近代になり、概ね正岡子規による革新運動を経て「短歌」という呼称が再浮上し、現在では一般化している。「五・七・五・七・七」の定型を基本とする短詩のことを指す。だが、例えば図書館の分類では、近代のそれを含めて「和歌」とされていることもあるということを、ある受講者の方から聞いた。「やまとうた1110年ー〈和歌〉と〈短歌〉の文学史」と題して、ある短歌会のグループが主催する会で講演をする機会を得た。「1110年」は半端な印象もあるが、「古今・新古今の年」と大々的に古典和歌研究関連の展観や研究学会のイベントが開催された年から、更に10年が経過したことを自ら実感するためでもある。「延喜五年(西暦905年)」なる「古今和歌集」の(一応の)成立とされる年から、これだけの年月が積み重なり、脈々として「和歌」から「短歌」が現在に至るわけである。(もちろんそれ以前に、『万葉集』があることも踏まえた上で)

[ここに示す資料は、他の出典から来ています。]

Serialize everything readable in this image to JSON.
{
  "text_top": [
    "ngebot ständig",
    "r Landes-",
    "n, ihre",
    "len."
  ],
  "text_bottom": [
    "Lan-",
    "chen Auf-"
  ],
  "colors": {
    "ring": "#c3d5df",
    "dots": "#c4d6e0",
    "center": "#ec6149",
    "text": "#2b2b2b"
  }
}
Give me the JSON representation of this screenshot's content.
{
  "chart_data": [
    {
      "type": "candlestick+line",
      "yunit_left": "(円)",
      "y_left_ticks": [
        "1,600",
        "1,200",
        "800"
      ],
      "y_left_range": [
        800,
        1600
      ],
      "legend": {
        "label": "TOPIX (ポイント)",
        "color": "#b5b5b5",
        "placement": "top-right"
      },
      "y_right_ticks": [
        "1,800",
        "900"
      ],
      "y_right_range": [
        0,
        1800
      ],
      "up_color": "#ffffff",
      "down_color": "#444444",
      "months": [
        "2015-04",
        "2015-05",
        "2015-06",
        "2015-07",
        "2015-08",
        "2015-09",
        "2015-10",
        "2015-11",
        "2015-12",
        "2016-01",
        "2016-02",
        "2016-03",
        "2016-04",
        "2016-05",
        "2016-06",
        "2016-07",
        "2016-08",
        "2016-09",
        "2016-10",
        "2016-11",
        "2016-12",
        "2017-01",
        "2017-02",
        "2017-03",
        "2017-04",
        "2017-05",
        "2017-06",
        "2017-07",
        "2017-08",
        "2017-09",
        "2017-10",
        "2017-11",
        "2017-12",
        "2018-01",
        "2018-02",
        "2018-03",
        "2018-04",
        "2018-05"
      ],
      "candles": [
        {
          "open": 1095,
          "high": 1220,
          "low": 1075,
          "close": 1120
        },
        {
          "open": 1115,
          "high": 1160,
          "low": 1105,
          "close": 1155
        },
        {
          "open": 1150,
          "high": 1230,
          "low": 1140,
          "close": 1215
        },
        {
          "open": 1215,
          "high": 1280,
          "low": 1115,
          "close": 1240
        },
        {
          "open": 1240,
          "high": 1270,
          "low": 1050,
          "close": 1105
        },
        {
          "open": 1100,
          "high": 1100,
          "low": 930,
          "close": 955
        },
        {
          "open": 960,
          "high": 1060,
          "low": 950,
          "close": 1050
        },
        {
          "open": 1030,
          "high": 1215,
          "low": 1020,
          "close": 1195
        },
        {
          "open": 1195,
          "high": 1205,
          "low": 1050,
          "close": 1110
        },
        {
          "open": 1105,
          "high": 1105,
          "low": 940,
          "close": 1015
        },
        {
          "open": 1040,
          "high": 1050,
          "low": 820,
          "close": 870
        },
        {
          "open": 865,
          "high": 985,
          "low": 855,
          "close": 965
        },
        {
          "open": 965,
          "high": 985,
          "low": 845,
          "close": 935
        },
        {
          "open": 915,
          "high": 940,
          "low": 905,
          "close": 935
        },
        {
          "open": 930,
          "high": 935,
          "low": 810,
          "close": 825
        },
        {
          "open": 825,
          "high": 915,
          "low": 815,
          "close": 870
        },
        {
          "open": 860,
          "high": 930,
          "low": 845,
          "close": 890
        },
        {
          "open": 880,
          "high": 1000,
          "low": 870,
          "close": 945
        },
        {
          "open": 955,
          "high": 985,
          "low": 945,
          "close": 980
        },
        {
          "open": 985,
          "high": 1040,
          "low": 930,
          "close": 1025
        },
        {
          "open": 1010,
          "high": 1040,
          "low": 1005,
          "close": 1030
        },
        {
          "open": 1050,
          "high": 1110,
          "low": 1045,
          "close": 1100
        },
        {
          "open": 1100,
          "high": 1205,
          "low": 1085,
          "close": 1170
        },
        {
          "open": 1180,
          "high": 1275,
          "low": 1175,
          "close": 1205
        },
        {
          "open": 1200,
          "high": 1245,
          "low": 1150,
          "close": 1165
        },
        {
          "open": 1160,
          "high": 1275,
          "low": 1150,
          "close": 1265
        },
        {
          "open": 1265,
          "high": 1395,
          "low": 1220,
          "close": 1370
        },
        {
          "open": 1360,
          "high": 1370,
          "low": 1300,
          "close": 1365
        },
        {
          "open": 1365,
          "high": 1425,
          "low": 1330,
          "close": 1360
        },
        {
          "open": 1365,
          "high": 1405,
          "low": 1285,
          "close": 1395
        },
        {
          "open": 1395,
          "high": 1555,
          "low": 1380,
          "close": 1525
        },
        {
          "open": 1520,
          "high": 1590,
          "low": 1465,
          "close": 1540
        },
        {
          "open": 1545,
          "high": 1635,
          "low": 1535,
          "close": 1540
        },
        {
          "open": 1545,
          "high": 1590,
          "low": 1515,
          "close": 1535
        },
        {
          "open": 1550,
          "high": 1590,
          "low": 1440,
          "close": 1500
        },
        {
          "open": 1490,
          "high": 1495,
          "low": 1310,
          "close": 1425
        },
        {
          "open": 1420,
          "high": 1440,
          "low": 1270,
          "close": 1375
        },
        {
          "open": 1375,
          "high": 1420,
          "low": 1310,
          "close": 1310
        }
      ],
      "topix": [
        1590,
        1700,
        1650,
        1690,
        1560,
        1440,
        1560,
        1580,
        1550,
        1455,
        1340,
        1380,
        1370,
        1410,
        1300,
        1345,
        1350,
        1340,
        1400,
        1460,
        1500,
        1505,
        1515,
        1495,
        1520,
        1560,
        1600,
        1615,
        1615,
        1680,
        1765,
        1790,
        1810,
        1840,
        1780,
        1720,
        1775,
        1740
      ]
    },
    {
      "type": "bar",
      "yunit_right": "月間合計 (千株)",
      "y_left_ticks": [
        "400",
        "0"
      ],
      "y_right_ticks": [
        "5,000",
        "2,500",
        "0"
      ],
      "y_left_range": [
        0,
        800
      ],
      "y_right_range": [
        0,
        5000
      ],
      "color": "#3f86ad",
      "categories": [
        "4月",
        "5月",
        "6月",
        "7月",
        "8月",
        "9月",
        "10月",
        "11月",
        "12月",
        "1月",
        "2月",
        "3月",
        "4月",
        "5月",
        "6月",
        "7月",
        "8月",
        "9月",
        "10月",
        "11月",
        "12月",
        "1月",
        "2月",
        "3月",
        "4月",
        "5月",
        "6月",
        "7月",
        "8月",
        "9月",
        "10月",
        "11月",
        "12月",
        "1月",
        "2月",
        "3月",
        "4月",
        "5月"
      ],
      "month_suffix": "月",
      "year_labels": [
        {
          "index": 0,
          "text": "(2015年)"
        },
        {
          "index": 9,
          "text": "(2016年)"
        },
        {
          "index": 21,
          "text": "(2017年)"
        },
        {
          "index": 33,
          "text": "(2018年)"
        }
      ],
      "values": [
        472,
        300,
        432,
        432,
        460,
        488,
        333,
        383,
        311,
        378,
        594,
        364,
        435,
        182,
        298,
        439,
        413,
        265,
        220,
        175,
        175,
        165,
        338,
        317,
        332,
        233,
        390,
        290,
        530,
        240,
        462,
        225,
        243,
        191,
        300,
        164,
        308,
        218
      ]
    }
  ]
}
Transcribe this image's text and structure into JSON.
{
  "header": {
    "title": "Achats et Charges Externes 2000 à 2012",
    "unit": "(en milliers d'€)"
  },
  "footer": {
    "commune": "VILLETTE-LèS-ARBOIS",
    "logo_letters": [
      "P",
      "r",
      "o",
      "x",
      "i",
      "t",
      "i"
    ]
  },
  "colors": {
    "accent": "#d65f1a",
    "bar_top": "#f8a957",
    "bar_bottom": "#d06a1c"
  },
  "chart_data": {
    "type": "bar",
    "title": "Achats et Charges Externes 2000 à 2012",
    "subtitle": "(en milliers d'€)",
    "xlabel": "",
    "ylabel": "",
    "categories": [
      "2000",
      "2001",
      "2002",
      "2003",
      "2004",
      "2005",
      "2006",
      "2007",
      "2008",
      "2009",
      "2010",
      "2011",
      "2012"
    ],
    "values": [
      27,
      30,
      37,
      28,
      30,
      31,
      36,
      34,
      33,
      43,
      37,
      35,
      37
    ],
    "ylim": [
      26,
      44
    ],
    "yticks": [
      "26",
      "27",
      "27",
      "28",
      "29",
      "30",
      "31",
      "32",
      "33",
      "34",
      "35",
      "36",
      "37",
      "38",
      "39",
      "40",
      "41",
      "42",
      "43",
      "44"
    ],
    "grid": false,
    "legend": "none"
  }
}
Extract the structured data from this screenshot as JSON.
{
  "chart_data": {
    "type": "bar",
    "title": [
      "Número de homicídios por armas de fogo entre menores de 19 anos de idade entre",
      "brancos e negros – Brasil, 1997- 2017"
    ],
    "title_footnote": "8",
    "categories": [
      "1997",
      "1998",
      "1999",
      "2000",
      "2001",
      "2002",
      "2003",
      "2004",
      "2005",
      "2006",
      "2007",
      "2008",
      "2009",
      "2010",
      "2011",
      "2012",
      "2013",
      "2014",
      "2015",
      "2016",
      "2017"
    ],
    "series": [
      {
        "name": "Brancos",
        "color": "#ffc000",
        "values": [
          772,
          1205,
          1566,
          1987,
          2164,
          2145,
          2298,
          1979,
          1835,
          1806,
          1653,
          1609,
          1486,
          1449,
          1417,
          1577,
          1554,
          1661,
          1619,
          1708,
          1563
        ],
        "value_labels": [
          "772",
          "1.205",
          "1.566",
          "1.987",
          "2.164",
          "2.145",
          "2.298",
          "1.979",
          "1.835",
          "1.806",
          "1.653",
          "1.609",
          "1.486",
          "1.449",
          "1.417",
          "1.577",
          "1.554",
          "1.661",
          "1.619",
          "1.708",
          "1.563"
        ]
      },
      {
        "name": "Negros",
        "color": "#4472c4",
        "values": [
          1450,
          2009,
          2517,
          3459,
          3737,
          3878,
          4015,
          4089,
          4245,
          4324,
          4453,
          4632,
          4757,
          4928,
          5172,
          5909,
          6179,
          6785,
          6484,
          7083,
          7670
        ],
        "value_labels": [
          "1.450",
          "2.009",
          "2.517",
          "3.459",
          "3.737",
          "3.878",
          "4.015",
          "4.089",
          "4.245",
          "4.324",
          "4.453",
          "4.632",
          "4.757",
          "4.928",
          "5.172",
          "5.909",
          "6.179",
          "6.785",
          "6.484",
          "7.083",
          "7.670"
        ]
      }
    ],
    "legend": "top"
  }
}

学生時代に「和歌」研究の扉を開くには、誠に恵まれた環境で学んだ。藤平春男・橋本不美男、そして直接の指導教授は上野理と、いずれも古典和歌研究における泰斗であった。それぞれに研究方法は違ったものの、それだけに和歌を様々な側面から学ぶことができた。短歌創作に関しては、試みようと思ったことは何度もあるのだが、未だに”もの”にはなっていない。だが、講義を始め学生研究班の合宿等の際には、佐佐木幸綱先生にもお出でいただいた。その研究班で幹事代表になっていたゆえ、ある年の合宿では佐々木先生を最寄駅から宿まで車で送迎するという役割を担ったことがある。車中「君は短歌は作るのか?」といった佐々木先生の問い掛けに、「”読む”ばかりでなかなか創作はできません」と返答すると、先生は「そうだね、失恋でもして失意の底に沈めば短歌ができるよ。何かを訴えたくなるとできるんだ。」と語ってくれた。そんな個人講義が今にして懐かしく思い出された。

国語教育など多分野を手がける現在ではあるが
やはり原点は学生時代の和歌研究にある
多くの創作者の方々を前に、和歌史を自分なりに講じる幸せを噛み締めた。